Tamı tamına 2 ay 21 gün, o dönemin koşullarında baygın halde yatmış ve sonunda yeniden kendine gelmiştir. Böyle bir Türk evladının Kurtuluş Savaşı sırasında Türkleri arkadan vuran Araplara eşit haklarla sahip çıkmasını asla içime sindiremiyorum.

Ana dedemin vasiyetleri hala kulaklarımda çınlıyor, çünkü öldüğü gün Lise ikinci sınıftaydım:

"Aman çocuklar Araplara güvenmeyin. Aman ha, Arap’a arkanızı dönmeyin. Arapla dostluk kurmayın, Arap’tan Türklere dost olmaz. Onların Peygambere de yararları olmamış, kendilerine de. Sakın ha, bir araya gelip de birlikte işbirliğine soyunmayın."

Atatürk’ün 1934’te Hariciye Bakanlığı mensuplarına hitap ederken söylediklerini de burada bir iki kez nakletmiştim. 90 yaşlarındaki Hariciye mensubu Bilal Şimşir anlatmıştı:

" Memleketi ilgilendiren her meseleyi masaya taşıyın. Muhatabınızı masadan kaldırmadan mutlaka masada çözüm sağlayın.

Kuzey komşunuzla (SSCB-yani Rusya) asla kavgaya girmeyin. Bir meseleniz olursa, mutlaka masaya çekiniz ve müzakere ile sona erdirmeye çalışınız.

Bizim din kardeşlerimiz, diyerek, Ortadoğu ülkeleri ile, özellikle Arap ülkeleri ile işbirliğine girmeyin. Oraya girerseniz bir daha çıkamazsanız."

Ulusal dış siyasetin temelinde yatan gerçekler bunlar.

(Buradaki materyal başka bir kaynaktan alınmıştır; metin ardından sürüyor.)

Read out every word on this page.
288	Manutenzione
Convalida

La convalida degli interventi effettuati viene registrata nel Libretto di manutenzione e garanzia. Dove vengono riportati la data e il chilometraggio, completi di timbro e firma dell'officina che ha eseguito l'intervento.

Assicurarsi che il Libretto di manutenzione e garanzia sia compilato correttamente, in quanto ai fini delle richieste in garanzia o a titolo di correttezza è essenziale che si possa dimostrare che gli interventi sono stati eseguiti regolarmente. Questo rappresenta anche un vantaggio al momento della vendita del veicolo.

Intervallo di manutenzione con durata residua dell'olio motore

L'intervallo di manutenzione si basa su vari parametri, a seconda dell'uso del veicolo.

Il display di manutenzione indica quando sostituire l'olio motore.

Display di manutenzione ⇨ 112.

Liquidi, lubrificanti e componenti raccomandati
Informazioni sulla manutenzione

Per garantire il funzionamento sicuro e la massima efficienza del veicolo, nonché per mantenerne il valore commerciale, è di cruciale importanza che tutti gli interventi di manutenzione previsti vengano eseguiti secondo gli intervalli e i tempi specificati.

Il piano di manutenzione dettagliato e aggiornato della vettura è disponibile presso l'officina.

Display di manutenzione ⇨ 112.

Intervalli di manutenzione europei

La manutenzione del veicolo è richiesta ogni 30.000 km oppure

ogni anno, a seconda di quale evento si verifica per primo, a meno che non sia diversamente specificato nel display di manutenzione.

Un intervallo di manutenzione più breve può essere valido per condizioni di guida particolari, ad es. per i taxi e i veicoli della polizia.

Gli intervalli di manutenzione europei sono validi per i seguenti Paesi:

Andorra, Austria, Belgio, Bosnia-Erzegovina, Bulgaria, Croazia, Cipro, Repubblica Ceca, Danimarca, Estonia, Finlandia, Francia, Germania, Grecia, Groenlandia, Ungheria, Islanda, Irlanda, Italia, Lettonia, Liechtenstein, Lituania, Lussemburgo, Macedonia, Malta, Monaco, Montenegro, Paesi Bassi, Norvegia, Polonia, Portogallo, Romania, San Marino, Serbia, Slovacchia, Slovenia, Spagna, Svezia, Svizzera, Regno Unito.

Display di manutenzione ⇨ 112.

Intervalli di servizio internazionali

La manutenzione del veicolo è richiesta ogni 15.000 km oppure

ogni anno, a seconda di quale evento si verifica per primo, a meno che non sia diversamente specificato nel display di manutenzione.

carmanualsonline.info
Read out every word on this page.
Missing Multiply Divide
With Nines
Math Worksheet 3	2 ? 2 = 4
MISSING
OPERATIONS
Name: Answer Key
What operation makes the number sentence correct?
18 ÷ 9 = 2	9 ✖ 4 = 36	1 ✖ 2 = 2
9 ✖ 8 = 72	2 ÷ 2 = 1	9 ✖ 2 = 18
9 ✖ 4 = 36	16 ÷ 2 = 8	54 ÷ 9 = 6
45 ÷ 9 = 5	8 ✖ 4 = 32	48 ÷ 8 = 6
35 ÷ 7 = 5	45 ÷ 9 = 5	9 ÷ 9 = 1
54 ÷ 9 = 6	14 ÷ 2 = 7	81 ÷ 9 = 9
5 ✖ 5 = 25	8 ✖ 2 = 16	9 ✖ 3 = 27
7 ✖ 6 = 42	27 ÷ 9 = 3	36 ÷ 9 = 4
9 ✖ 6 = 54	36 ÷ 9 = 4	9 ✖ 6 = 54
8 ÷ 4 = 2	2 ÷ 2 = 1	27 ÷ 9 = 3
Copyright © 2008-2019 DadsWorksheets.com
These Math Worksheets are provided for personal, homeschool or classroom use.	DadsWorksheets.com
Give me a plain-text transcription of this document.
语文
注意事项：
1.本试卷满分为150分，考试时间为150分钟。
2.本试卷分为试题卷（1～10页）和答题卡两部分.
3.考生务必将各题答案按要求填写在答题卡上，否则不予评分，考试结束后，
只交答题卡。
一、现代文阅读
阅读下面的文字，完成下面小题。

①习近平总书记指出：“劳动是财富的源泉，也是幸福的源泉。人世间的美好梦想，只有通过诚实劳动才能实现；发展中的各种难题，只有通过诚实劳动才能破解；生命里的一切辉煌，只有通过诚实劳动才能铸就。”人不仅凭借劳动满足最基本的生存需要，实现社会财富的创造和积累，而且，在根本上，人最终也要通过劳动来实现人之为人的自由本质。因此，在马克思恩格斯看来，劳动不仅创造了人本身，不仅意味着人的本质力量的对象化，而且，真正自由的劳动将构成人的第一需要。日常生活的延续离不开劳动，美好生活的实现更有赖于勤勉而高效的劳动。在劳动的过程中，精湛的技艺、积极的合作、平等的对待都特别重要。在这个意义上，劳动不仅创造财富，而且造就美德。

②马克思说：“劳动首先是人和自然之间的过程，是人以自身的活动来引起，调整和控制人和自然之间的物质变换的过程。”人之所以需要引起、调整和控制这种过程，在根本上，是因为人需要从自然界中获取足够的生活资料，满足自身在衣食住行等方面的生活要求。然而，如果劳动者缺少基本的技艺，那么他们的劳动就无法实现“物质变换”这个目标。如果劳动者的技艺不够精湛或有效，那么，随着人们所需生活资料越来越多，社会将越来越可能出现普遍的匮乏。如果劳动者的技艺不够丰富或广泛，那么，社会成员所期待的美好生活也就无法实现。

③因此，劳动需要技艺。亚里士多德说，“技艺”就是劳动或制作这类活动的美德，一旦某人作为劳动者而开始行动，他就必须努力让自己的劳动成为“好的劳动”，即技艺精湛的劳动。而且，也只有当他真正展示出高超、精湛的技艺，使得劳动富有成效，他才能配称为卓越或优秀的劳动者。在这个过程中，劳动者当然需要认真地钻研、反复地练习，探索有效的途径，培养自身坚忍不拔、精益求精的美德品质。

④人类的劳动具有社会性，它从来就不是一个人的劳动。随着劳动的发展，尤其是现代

Peki, şu anda bu gerçeklerin uygulandığına inanıyor musunuz?

Ne diyordu Atatürk’ün Cumhuriyeti?

"Yurtta barış, dünyada barış" dememiş miydi?

Şu anda barış içinde olduğumuz bir komşumuz var mı?

Dost olduğumuz bir ülke var mı?

Suriye’nin iç savaşı bizi neden ilgilendirdi de, bugün sınır illerimiz bir yana Başkent Ankara, İstanbul, İzmir, Akdeniz illeri ve hatta Çanakkale ve Edirne Suriyelilerle doldu?

Bir de şu var; Kurtarıcı irade ve kurucular, Laik ve Demokratik Parlamenter Sistem kurdu da ne diye bunu yetersiz sayıyorlar?

Başkanlık sistemi sırf Saray görüntüsünün hakimiyeti anlamına gelmiyor mu?

Niçin kendi huzur ve güvenliğimizi tehlikeye sokuyoruz?

Neden millet olmak yerine ümmet görüntüsü ve dini yönetim özlemi için çabalıyorlar?

Neden, neden, neden?

Ne istiyorlar bu güzel ülkeden ve Büyük Türk Milleti’nden?